Selon l’organisme public, le sable replacé sur les plages au sud de la barre de Figueira da Foz provient de la même origine, que l’on recoure à un système mécanique fixe ou à l’alimentation artificielle.

« La manière dont la plage réagit à l’érosion et perd du sable est la même, quelle que soit la solution adoptée », a affirmé l’APA, soulignant que l’alimentation artificielle des plages est actuellement considérée au Portugal continental comme l’une des mesures les plus importantes de protection/défense côtière pour atténuer l’érosion côtière.

Il a ajouté que, tout en fournissant une protection à des parcelles précieuses du territoire d’un point de vue environnemental et stratégique, ces interventions « permettent également de préserver l’état naturel de la plage, augmentant ses capacités récréatives et balnéaires ».

La stratégie en cours sur le littoral sud de Figueira da Foz, qui est la plus grande alimentation artificielle jamais réalisée au Portugal (environ 3,3 millions de mètres cubes de sédiments), dont la longévité estimée par la modélisation numérique se situe entre cinq et sept ans, « englobe différents horizons temporels (court, moyen et long terme), et prend en compte de manière explicite les spécificités locales liées à la performance et à la longévité des interventions, dans lesquelles s’insère l’alimentation artificielle actuelle ».

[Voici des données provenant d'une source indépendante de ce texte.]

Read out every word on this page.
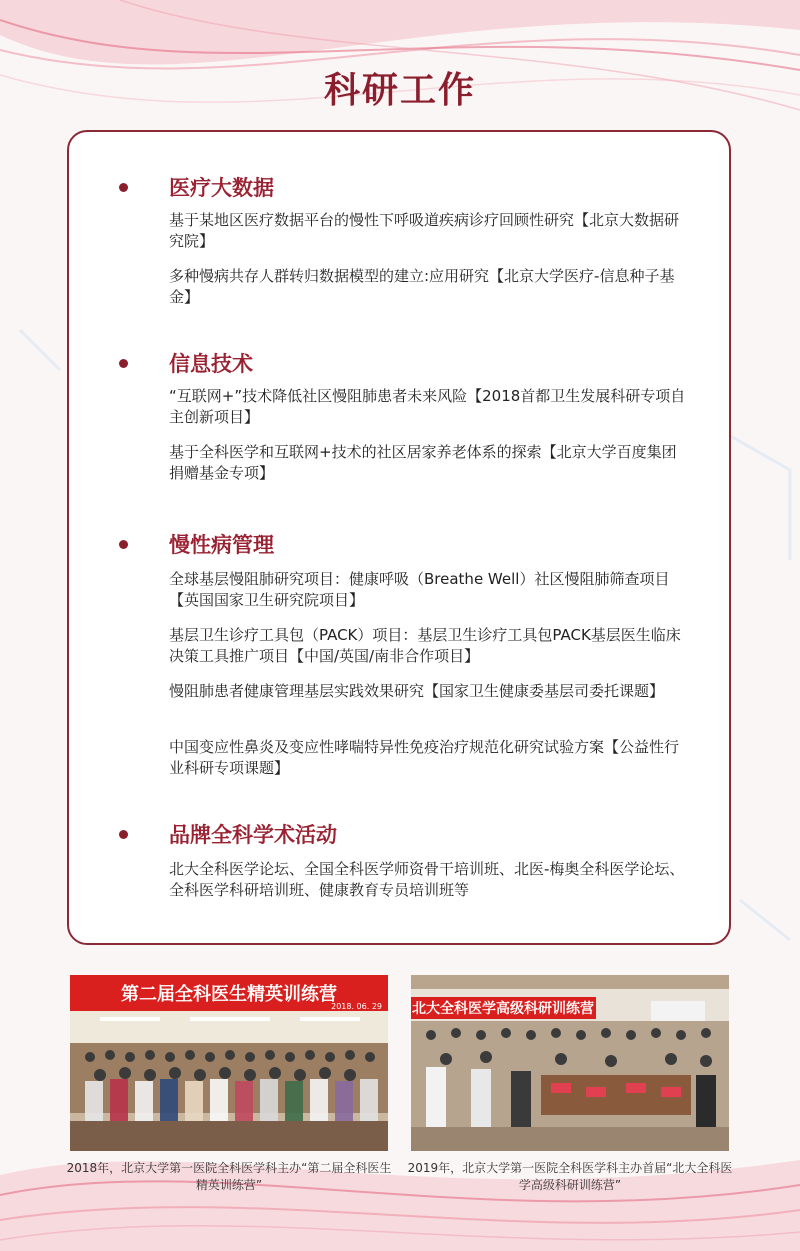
科研工作
医疗大数据
基于某地区医疗数据平台的慢性下呼吸道疾病诊疗回顾性研究【北京大数据研究院】
多种慢病共存人群转归数据模型的建立:应用研究【北京大学医疗-信息种子基金】
信息技术
“互联网+”技术降低社区慢阻肺患者未来风险【2018首都卫生发展科研专项自主创新项目】
基于全科医学和互联网+技术的社区居家养老体系的探索【北京大学百度集团捐赠基金专项】
慢性病管理
全球基层慢阻肺研究项目：健康呼吸（Breathe Well）社区慢阻肺筛查项目【英国国家卫生研究院项目】
基层卫生诊疗工具包（PACK）项目：基层卫生诊疗工具包PACK基层医生临床决策工具推广项目【中国/英国/南非合作项目】
慢阻肺患者健康管理基层实践效果研究【国家卫生健康委基层司委托课题】
中国变应性鼻炎及变应性哮喘特异性免疫治疗规范化研究试验方案【公益性行业科研专项课题】
品牌全科学术活动
北大全科医学论坛、全国全科医学师资骨干培训班、北医-梅奥全科医学论坛、全科医学科研培训班、健康教育专员培训班等
第二届全科医生精英训练营
2018. 06. 29
2018年，北京大学第一医院全科医学科主办“第二届全科医生精英训练营”
北大全科医学高级科研训练营
2019年，北京大学第一医院全科医学科主办首届“北大全科医学高级科研训练营”
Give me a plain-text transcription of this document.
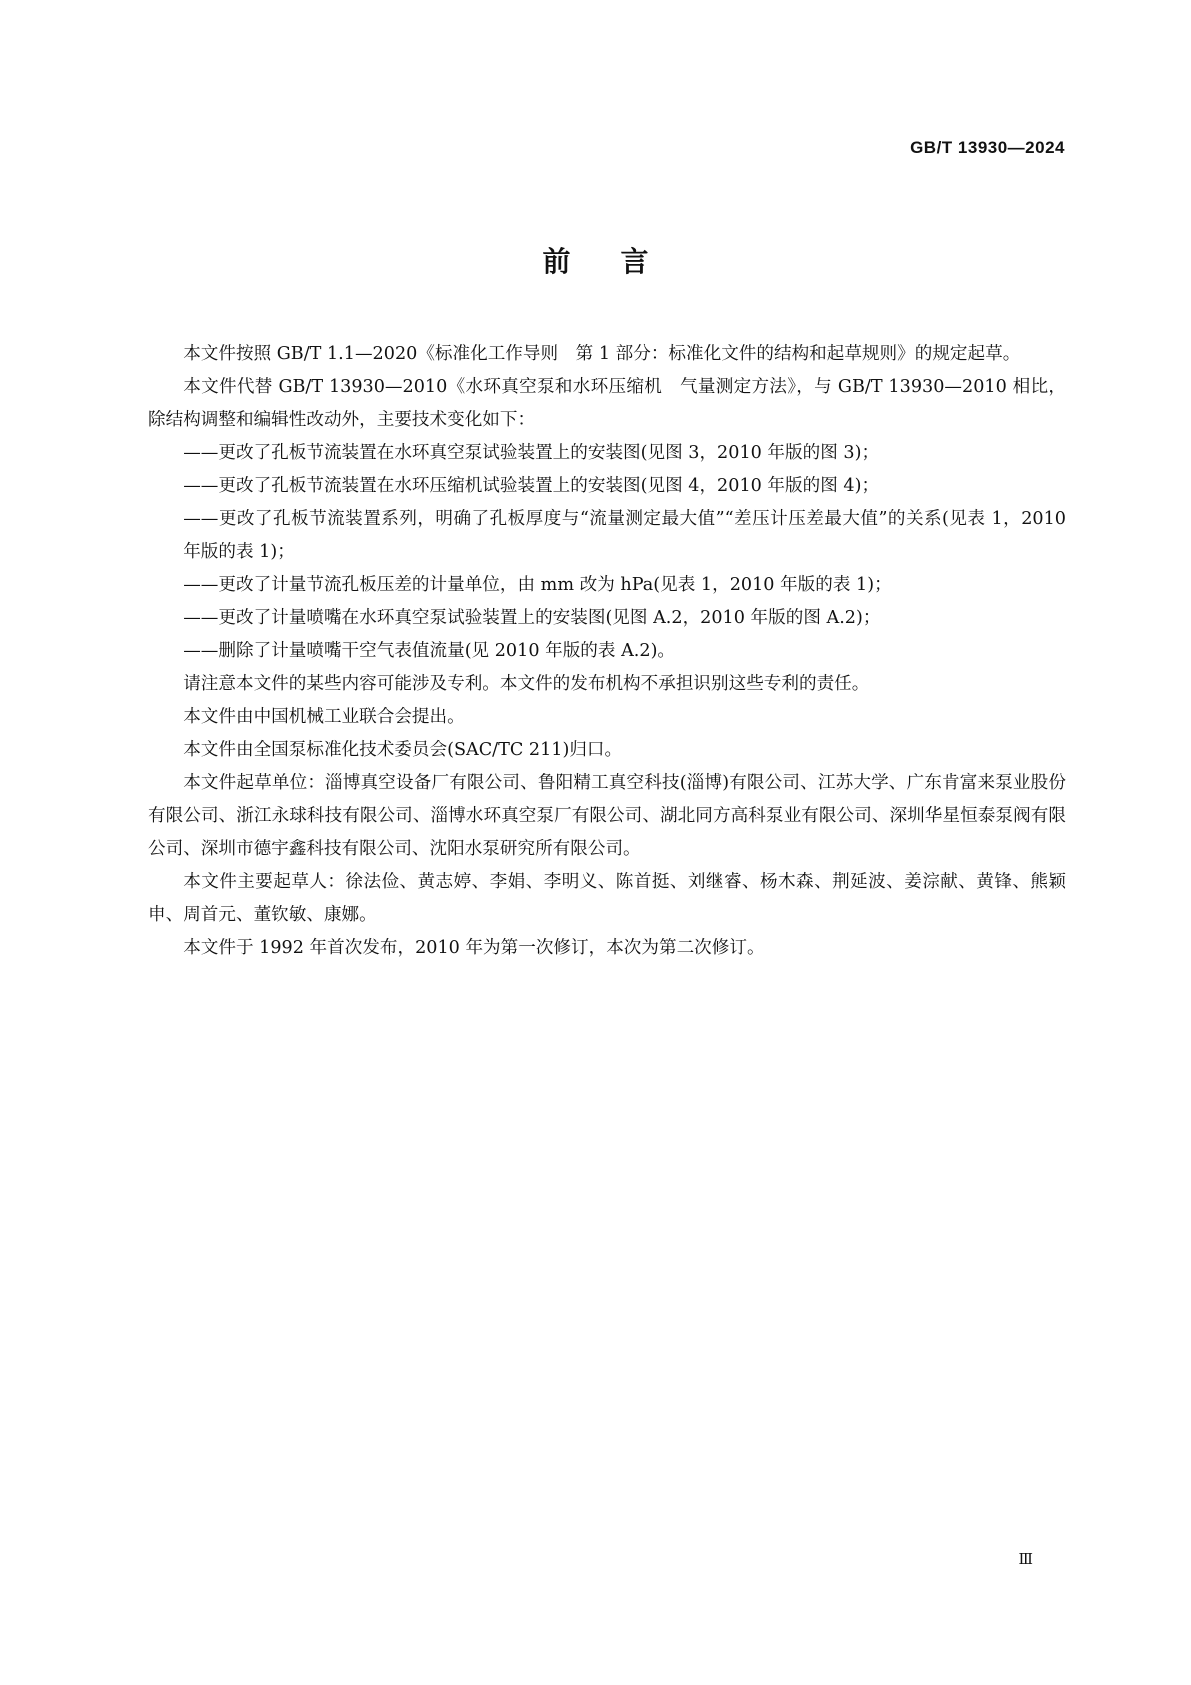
GB/T 13930—2024
前言

本文件按照 GB/T 1.1—2020《标准化工作导则　第 1 部分：标准化文件的结构和起草规则》的规定起草。

本文件代替 GB/T 13930—2010《水环真空泵和水环压缩机　气量测定方法》，与 GB/T 13930—2010 相比，除结构调整和编辑性改动外，主要技术变化如下：

——更改了孔板节流装置在水环真空泵试验装置上的安装图(见图 3，2010 年版的图 3)；

——更改了孔板节流装置在水环压缩机试验装置上的安装图(见图 4，2010 年版的图 4)；

——更改了孔板节流装置系列，明确了孔板厚度与“流量测定最大值”“差压计压差最大值”的关系(见表 1，2010 年版的表 1)；

——更改了计量节流孔板压差的计量单位，由 mm 改为 hPa(见表 1，2010 年版的表 1)；

——更改了计量喷嘴在水环真空泵试验装置上的安装图(见图 A.2，2010 年版的图 A.2)；

——删除了计量喷嘴干空气表值流量(见 2010 年版的表 A.2)。

请注意本文件的某些内容可能涉及专利。本文件的发布机构不承担识别这些专利的责任。

本文件由中国机械工业联合会提出。

本文件由全国泵标准化技术委员会(SAC/TC 211)归口。

本文件起草单位：淄博真空设备厂有限公司、鲁阳精工真空科技(淄博)有限公司、江苏大学、广东肯富来泵业股份有限公司、浙江永球科技有限公司、淄博水环真空泵厂有限公司、湖北同方高科泵业有限公司、深圳华星恒泰泵阀有限公司、深圳市德宇鑫科技有限公司、沈阳水泵研究所有限公司。

本文件主要起草人：徐法俭、黄志婷、李娟、李明义、陈首挺、刘继睿、杨木森、荆延波、姜淙献、黄锋、熊颖申、周首元、董钦敏、康娜。

本文件于 1992 年首次发布，2010 年为第一次修订，本次为第二次修订。

Ⅲ
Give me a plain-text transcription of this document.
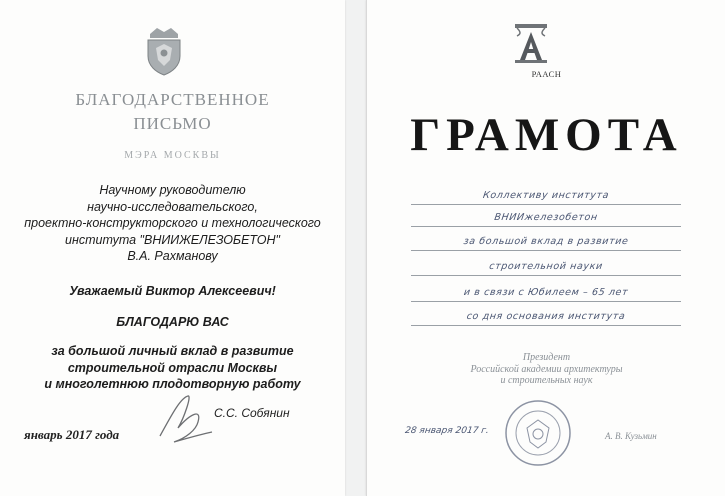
БЛАГОДАРСТВЕННОЕ
ПИСЬМО
МЭРА МОСКВЫ
Научному руководителю
научно-исследовательского,
проектно-конструкторского и технологического
института "ВНИИЖЕЛЕЗОБЕТОН"
В.А. Рахманову
Уважаемый Виктор Алексеевич!
БЛАГОДАРЮ ВАС
за большой личный вклад в развитие
строительной отрасли Москвы
и многолетнюю плодотворную работу
С.С. Собянин
январь 2017 года
РААСН
ГРАМОТА
Коллективу института
ВНИИжелезобетон
за большой вклад в развитие
строительной науки
и в связи с Юбилеем – 65 лет
со дня основания института
Президент
Российской академии архитектуры
и строительных наук
28 января 2017 г.	А. В. Кузьмин
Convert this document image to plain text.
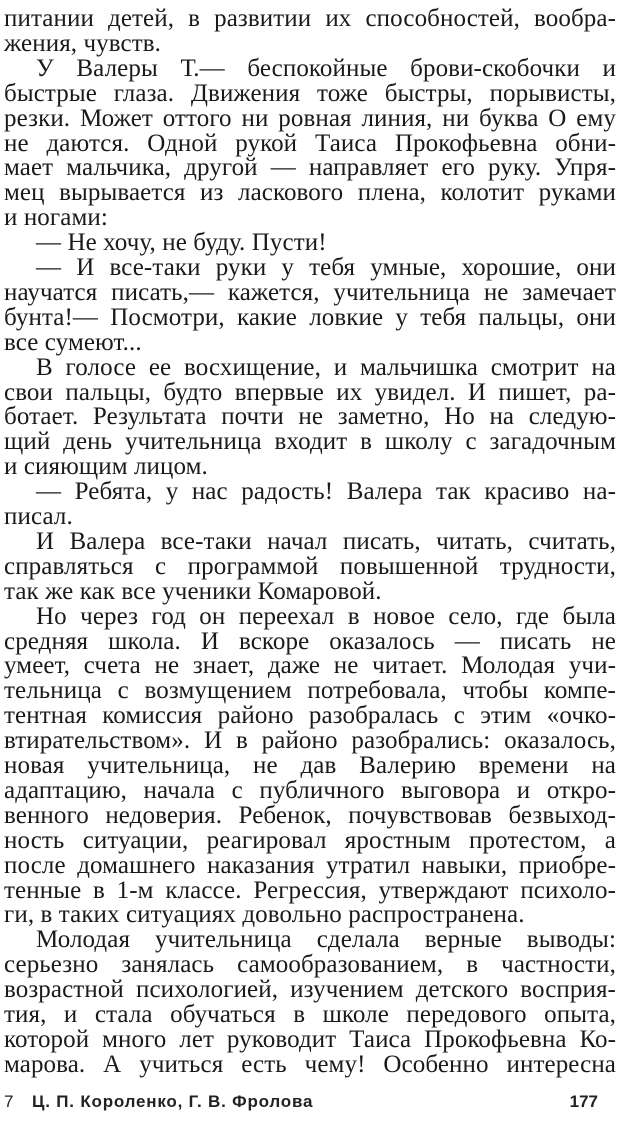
питании детей, в развитии их способностей, вообра-
жения, чувств.
У Валеры Т.— беспокойные брови-скобочки и
быстрые глаза. Движения тоже быстры, порывисты,
резки. Может оттого ни ровная линия, ни буква О ему
не даются. Одной рукой Таиса Прокофьевна обни-
мает мальчика, другой — направляет его руку. Упря-
мец вырывается из ласкового плена, колотит руками
и ногами:
— Не хочу, не буду. Пусти!
— И все-таки руки у тебя умные, хорошие, они
научатся писать,— кажется, учительница не замечает
бунта!— Посмотри, какие ловкие у тебя пальцы, они
все сумеют...
В голосе ее восхищение, и мальчишка смотрит на
свои пальцы, будто впервые их увидел. И пишет, ра-
ботает. Результата почти не заметно, Но на следую-
щий день учительница входит в школу с загадочным
и сияющим лицом.
— Ребята, у нас радость! Валера так красиво на-
писал.
И Валера все-таки начал писать, читать, считать,
справляться с программой повышенной трудности,
так же как все ученики Комаровой.
Но через год он переехал в новое село, где была
средняя школа. И вскоре оказалось — писать не
умеет, счета не знает, даже не читает. Молодая учи-
тельница с возмущением потребовала, чтобы компе-
тентная комиссия районо разобралась с этим «очко-
втирательством». И в районо разобрались: оказалось,
новая учительница, не дав Валерию времени на
адаптацию, начала с публичного выговора и откро-
венного недоверия. Ребенок, почувствовав безвыход-
ность ситуации, реагировал яростным протестом, а
после домашнего наказания утратил навыки, приобре-
тенные в 1-м классе. Регрессия, утверждают психоло-
ги, в таких ситуациях довольно распространена.
Молодая учительница сделала верные выводы:
серьезно занялась самообразованием, в частности,
возрастной психологией, изучением детского восприя-
тия, и стала обучаться в школе передового опыта,
которой много лет руководит Таиса Прокофьевна Ко-
марова. А учиться есть чему! Особенно интересна
7 Ц. П. Короленко, Г. В. Фролова	177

Mercredi, le mouvement civique SOS Cabedelo a déploré que la construction du « bypass » de sables de Figueira da Foz, pour lutter contre l’érosion côtière, ne soit pas mise en œuvre, bien que « le projet soit inscrit dans le Budget de l’État et dispose d’un budget alloué ».

« Nous regrettons de constater que ce projet inscrit dans le Budget de l’État cette année, proposé par le Gouvernement, ne soit pas avancé. Sans le ‘bypass’, nous allons à nouveau perdre le sable déposé sur les plages du sud et la sécurité de la navigation à la barre », a souligné Miguel Figueira, du mouvement civique SOS Cabedelo.

L’inquiétude du mouvement civique SOS Cabedelo est survenue après avoir pris connaissance du contenu d’une lettre provenant du cabinet de la ministre de l’Environnement et de l’Énergie, Maria da Graça Carvalho, en réponse à une question du Parti Libre.